Opinions vary on the particular curve that a cue tip should have. Within the United States, the curve of a cue tip is most often compared with a U.S. coin--usually a dime, nickel, or quarter. The nickel seems to be the most popular--a dime being more pointy and a quarter being more flat.

With the butt toward the floor, hold the tip of your cue stick at eye level. If the leather tip is new, it will be flat on top. If you hold a coin flat against the side of the cue stick so that the top edge of the coin is aligned with the top of the cue tip, you will see the curve that you should strive for when shaping the tip.

Tools

Some tips are hard, some are soft. I like to think that the better quality tips are harder, but that is strictly opinion. Soft quality tips also exist--it's another personal preference thing. Knowing that we would have to shape the tips of our new cues, we bought an inexpensive (yes, cheap) cue tip kit at a local department store. It comes with a shaping tool, fine sandpaper, a roughing tool, chalk, extra tips, and extra ferrules. The cheap chalk disappears quickly. Aside from the cheap chalk, the only thing we've actually used from this kit is the sandpaper. Our other tools include a steel file and a Tip Pik.

The steel file is one of those heavy things, about nine inches long, that everyone seems to have in their tool box, tool drawer, or tool shed somewhere. It's usually rusted. The Tip Pik is a commercial device made specifically for poking cue tips. With the lid on, it resembles a skinny tube of lipstick. Removing the lid reveals an array of needles that would hurt like the dickens if somebody jabbed you with it.

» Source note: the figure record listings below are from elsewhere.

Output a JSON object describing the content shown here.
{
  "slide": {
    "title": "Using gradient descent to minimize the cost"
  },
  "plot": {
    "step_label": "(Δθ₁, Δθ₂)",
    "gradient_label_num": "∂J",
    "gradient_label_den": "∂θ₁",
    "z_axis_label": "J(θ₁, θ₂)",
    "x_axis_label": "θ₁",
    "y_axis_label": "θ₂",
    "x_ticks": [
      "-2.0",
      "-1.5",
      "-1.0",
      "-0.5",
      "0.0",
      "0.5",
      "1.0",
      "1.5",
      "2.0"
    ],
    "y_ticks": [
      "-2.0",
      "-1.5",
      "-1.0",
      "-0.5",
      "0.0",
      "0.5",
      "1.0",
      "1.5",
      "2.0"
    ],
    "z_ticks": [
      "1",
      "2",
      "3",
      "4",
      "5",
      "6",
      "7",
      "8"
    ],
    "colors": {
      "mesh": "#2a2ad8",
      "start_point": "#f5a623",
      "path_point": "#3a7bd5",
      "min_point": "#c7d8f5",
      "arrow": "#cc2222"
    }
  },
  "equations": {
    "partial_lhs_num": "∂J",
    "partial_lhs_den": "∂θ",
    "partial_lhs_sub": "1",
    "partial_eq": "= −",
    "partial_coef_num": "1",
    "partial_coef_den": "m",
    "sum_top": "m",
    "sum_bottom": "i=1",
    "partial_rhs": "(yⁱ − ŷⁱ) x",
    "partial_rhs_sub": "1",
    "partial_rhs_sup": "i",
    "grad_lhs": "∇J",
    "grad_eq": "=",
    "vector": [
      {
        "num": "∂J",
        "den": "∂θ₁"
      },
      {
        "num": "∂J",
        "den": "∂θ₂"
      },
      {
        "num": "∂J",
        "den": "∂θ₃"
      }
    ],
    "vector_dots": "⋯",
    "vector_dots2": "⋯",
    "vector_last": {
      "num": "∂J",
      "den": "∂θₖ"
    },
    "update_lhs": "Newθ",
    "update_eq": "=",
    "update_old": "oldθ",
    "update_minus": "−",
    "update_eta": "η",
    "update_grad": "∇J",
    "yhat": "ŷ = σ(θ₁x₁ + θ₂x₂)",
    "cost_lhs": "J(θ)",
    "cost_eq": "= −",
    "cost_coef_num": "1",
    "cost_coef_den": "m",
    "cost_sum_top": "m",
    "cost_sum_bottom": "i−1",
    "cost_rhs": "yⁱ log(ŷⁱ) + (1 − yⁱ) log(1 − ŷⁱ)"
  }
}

Update: Bought a handy gadget called the Ulti-Mate Cue Tip Tool. It has indentations in it for shaping a nickel and a dime tip, a combination scuffer/tapper, a trimmer to keep the sides of the tip flush with the ferrule, and a burnisher, which I'm not too sure about. A burnisher keeps the sides of the tip smooth and shiny. Read below to find out how I use the Ulti-Mate tip tool to shape my tips.

Technique

Not that I actually have a technique, mind you. This is just the way I do it, and I am but a mere novice.

Using the Ulti-Mate Cue Tip Tool.

  1. Sit in a chair.
  2. Put the tip tool on the floor with the indentation for the desired shape facing up. I keep the tip tool from moving around on the floor by embracing it between my feet.
  3. Hold the cue vertically in front of you, tip down into the indentation.
  4. Keeping your hands fully open and the cue vertical, grasp the cue between your palms.
  5. Rotate the cue in the shaper by moving your hands in a forward and back motion. Kind of like rolling spaghetti strings out of Silly Putty.
  6. Don't put any downward pressure on the cue while you do this. The only weight on the tip should be the weight of the cue. Check the shape of the tip after a minute or two and keep working until it's right.

The old steel file method. (A newer approach using a product called the Ulti-Mate Cue Tip Tool, is described above.) Holding the cue in front of me, butt on the floor, I rough out the general shape of the tip using the steel file. Sometimes I stroke the file up and down, sometimes I stroke the file only down. Down is the safest direction because if you stroke up, you risk stroking the tip right off the cue! It has never happened to me, but it could. By the way...always, always be careful not to touch the ferrule with whatever tool you are using.

As you are holding the stick and filing, rotate the stick so that you uniformly shape around the entire tip. Check your progress by holding your coin-of-choice up to the tip as previously described. When you have the desired shape, put down the file and pick up the sandpaper.

Finishing Touches. The inexpensive kits we bought come with a holder for the sandpaper. The holder is an oblong, curved thingy that the sandpaper fits into. It looks kind of like what you'd get if you took a small plastic tube and sliced it in half the long way. The sandpaper fits up into the curved portion. Hold the thing from both ends and smooth the rough edges off your newly-shaped tip. Again, rotate the stick as you work and be careful not to sandpaper the ferrule.

Finally, use the Tip Pik (or your weapon of choice) to roughen the end of the tip enough so that the chalk has something to grab onto. With the Tip Pik, I jab like crazy the entire sloped end of the tip. Now the tip is ready for chalk.